Can they refer you outside of Kaiser? Can you change insurance? Otherwise, you don't have many options but to pay if you want the therapy to continue, or cut back to every other week.
Anonymous
I am a therapist, and if I was seeing a child for depression that was improving, I would not guess out of thin air that mom wants me to now work on executive functioning. You have to communicate your goals if you want your goals addressed.
Anonymous
Anonymous wrote:I am a therapist, and if I was seeing a child for depression that was improving, I would not guess out of thin air that mom wants me to now work on executive functioning. You have to communicate your goals if you want your goals addressed.

But would you be okay to charge mom $200 to sit and play chess with the child?
Anonymous
I think it makes sense to space out therapy visits (like once a month). A therapist whose orientation is to play games probably is not going to be the type to have effective strategies for executive functioning.
Anonymous
Anonymous wrote:
Anonymous wrote:I am a therapist, and if I was seeing a child for depression that was improving, I would not guess out of thin air that mom wants me to now work on executive functioning. You have to communicate your goals if you want your goals addressed.

But would you be okay to charge mom $200 to sit and play chess with the child?


I would be if I’m also having meaningful conversations at the same time. Playing games is a great way to build comfort and often facilitates productive conversations. Kids who may be resistant to sitting and talking about their emotions/thoughts often open up when they feel less on the spot, like when playing a game.

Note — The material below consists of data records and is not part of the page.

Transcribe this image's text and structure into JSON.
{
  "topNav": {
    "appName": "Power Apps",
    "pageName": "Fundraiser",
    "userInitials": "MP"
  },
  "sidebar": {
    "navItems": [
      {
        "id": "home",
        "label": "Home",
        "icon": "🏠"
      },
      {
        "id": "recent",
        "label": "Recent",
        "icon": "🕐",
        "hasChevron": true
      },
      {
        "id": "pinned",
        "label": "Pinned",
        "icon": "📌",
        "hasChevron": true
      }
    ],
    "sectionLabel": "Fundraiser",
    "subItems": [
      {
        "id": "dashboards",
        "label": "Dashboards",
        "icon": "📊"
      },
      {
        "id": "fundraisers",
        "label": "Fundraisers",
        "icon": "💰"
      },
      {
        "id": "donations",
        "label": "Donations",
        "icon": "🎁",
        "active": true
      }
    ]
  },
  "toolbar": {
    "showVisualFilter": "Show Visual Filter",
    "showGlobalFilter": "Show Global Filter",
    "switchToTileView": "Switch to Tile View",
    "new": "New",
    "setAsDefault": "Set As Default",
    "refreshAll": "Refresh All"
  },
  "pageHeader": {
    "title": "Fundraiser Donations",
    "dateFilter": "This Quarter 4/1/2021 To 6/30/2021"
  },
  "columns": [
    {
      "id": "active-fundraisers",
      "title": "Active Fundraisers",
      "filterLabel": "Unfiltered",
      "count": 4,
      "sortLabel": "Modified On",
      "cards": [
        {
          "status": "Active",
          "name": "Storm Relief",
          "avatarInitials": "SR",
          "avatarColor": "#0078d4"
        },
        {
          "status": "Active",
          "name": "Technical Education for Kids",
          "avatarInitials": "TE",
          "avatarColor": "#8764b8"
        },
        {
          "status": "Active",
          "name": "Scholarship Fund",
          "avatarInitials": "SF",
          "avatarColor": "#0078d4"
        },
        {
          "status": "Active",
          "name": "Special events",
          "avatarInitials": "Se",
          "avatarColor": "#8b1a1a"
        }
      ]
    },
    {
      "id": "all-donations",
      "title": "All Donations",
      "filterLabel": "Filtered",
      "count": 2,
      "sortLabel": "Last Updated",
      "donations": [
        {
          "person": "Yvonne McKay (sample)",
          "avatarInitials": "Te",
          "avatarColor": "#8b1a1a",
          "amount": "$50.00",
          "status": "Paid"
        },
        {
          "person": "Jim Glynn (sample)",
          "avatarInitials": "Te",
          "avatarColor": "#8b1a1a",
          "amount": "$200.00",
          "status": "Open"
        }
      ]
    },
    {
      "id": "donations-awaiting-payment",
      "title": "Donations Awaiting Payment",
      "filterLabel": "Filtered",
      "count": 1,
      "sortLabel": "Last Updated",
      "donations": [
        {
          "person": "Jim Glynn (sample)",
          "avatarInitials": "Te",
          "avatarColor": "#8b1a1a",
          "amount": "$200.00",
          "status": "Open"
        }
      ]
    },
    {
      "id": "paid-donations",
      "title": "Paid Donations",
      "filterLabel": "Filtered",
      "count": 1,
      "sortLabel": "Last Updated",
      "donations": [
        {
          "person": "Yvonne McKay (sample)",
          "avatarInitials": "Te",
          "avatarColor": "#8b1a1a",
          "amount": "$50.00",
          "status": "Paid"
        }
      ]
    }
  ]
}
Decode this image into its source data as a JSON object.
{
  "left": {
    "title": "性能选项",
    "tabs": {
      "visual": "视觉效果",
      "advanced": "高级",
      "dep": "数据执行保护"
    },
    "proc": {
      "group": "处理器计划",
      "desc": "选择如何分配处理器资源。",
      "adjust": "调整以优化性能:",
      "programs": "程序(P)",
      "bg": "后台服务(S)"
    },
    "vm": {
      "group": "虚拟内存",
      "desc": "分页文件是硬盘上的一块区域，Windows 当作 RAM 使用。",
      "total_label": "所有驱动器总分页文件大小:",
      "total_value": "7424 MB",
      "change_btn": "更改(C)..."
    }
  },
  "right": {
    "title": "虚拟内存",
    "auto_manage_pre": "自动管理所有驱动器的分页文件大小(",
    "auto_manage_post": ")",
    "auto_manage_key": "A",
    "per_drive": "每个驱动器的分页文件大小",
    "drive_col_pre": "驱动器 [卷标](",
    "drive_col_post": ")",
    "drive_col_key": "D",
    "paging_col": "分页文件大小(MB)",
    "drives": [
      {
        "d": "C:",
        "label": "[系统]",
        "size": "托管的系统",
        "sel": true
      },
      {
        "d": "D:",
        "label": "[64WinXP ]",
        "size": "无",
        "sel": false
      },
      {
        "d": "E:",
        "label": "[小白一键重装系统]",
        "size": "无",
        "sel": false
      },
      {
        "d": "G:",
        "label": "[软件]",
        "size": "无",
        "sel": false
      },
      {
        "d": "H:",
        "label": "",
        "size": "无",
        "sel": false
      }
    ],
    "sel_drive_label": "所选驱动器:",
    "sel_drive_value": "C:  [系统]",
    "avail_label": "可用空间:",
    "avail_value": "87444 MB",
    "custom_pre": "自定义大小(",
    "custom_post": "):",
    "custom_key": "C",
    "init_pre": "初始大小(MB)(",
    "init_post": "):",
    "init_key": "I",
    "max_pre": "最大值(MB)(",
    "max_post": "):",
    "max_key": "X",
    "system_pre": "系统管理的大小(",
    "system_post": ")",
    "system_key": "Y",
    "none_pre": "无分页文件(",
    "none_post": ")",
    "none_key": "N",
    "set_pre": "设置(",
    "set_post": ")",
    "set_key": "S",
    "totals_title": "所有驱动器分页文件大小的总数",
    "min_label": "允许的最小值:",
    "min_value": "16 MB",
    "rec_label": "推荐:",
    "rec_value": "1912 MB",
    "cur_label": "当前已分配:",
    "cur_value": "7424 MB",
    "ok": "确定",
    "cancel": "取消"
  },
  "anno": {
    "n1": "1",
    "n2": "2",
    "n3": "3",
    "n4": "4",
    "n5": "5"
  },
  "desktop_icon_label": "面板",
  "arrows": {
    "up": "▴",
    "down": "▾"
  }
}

All I’m saying is that the parents and therapist should discuss treatment goals now that the depression has stabilized. It might not be a great fit long term, but it seems premature to look for another therapist without actually talking to this therapist about goals and approaches.
Anonymous
I agree that the way to “get more” out of therapy is to set treatment goals that everyone is on board with. You could tell the therapist that you’d like them to continue meeting both to monitor his depression as well as build social and executive functioning skills. Ask the therapist what they think of those goals, how they would address them, and to from there.
Anonymous
Are you talking regularly with the therapist? I would ask directly about what they are working on together at this point and what the goals are for your child at this point. There is a lot that can be done through games - including executive function and coping with disappointment, raising concerns, etc. The therapist could be using these games strategically to plan out a situation where the therapist wins or maybe inadvertently "cheats" and the child has a chance to call them on it, etc. These can be really beneficial tools.
Anonymous
If he’s going weekly maybe cut back to every other week. It stood out to me that he wants to keep going. That’s huge and they have a relationship, which can be hard to find. My kid had a lot of different issues come up when he was 14-16 and it took a long time to find someone he felt comfortable with and where he was willing to attend the sessions. Now at 16, I constantly wonder if I’m wasting money and don’t know most of what they talk about. But he wants to continue so we do. My son sees his therapist every other week now.
Anonymous
I don’t mind when therapist does this because in our case it’s keeping my DS willing to go to therapy… if it feels like “work” every second every time he would resist going. I think it depends on the kid whether playing games is a reasonable strategy for maintaining/strengthening the trust and the relationship… or if it’s kind of a waste. But yeah I would also consider cutting back to being an every-other-week client. And it’s totally normal for u to ask if the therapist if he/she thinks the sessions are productive and raise ideas of what to work on.
Anonymous
Maybe step back to every OTHER week. My friend had an interesting theory about therapy - you go to iron out issues, and then after that, just go in for routine maintenance every so often.